Paul Clarke has a big article in the SF Chronicle about vermouth. My favorite part was the history, most of which I didn't know:
Vermouth's commercial origins date to 1786, when Antonio Benedetto
Carpano began marketing the aromatized wine he produced in Turin, but
the consumption of vermouth and its precursors stretches back
centuries. Typically made from neutral-character dry white wines that
have been flavored with herbs, roots and barks - typically including
cardamom, cinnamon, marjoram and chamomile - and then fortified with a
neutral grape spirit, vermouth is classically made - and named - for
another botanical: wormwood (the plant's name in Old High German is
Wermud).
Used as a treatment against intestinal worms, wormwood has been
added to wine and ale since at least the time of Greek mathematician
Pythagoras, and wine infused with herbs including wormwood was utilized
as a tonic and medical treatment by Hippocrates.
By the late 17th century, homemade vermouths were commonly made in
the Piedmont region of Italy. In the decades following Carpano's
commercial debut, other vermouth makers began production in Turin: The
Cinzano family opened their facility in 1816. Martini & Rossi, now
the largest manufacturer of vermouth, started production in 1863.

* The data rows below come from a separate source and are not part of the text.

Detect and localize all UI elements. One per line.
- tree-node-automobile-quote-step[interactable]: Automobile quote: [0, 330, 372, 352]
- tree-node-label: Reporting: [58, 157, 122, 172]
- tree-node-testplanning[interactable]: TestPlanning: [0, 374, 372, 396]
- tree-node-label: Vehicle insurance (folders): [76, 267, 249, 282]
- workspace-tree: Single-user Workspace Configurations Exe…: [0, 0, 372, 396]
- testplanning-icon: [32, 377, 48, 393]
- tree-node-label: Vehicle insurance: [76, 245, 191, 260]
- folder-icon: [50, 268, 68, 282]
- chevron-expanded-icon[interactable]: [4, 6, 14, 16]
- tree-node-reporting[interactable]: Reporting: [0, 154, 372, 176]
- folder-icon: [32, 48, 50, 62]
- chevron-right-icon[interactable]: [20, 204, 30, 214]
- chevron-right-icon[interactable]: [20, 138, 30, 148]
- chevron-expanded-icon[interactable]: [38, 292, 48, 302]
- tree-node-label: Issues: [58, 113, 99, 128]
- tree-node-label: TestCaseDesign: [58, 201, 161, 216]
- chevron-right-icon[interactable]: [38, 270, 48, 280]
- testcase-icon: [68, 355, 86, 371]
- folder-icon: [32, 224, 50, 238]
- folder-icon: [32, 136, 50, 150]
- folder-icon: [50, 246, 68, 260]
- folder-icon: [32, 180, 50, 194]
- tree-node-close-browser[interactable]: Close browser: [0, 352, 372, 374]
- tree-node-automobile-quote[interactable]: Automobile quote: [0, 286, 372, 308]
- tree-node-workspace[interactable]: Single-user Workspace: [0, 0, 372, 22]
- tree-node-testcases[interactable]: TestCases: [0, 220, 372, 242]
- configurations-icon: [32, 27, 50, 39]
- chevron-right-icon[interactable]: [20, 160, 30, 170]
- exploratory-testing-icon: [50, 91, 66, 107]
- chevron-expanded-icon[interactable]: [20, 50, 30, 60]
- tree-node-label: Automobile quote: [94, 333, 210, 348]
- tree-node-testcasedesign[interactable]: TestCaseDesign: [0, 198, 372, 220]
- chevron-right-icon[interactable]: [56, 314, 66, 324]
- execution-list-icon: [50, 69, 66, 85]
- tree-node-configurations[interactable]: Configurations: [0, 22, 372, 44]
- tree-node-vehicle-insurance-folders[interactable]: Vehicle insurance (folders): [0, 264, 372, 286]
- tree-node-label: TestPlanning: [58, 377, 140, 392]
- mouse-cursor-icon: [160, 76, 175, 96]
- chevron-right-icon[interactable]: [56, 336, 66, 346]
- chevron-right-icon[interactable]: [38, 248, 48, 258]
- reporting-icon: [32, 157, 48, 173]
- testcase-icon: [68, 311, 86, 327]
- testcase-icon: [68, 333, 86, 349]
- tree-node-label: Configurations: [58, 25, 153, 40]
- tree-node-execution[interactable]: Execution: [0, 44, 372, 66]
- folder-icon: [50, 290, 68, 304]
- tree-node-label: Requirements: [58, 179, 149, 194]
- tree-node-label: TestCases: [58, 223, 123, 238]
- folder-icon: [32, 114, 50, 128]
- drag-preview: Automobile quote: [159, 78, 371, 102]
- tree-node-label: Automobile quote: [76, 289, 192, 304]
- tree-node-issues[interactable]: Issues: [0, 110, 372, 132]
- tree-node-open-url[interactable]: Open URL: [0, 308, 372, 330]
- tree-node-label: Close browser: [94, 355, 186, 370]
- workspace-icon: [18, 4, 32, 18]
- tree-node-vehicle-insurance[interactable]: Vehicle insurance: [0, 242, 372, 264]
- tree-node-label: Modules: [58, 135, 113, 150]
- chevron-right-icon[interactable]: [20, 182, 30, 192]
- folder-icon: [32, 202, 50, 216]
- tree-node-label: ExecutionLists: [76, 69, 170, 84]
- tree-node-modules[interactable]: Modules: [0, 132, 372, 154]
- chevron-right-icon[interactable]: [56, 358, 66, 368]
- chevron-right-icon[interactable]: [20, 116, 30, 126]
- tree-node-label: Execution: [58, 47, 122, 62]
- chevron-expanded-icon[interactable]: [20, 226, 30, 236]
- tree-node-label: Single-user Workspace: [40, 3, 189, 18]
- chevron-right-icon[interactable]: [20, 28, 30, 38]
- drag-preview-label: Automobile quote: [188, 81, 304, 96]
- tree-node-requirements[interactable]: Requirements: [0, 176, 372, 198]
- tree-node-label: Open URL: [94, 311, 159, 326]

In 1813, Joseph Noilly created the style that came to be known as
dry vermouth or French vermouth. By 1855, Noilly's son, Louis, and his
brother-in-law, Claudius Prat, were producing Noilly Prat dry vermouth
in the southern French village of Marseillan. Like the Italian firms,
Noilly uses white grapes, specifically Clairette and Picpoul grapes
grown in the Languedoc region of France, but doesn't color the wine.
Starting with the aptly named Vermouth Cocktail, which debuted in
print in 1869 and is composed of chilled vermouth with a twist of lemon
peel, occasionally accented with dashes of bitters and maraschino
liqueur - ample quantities of vermouth were consumed in cocktails in
the decades that followed its mixological debut.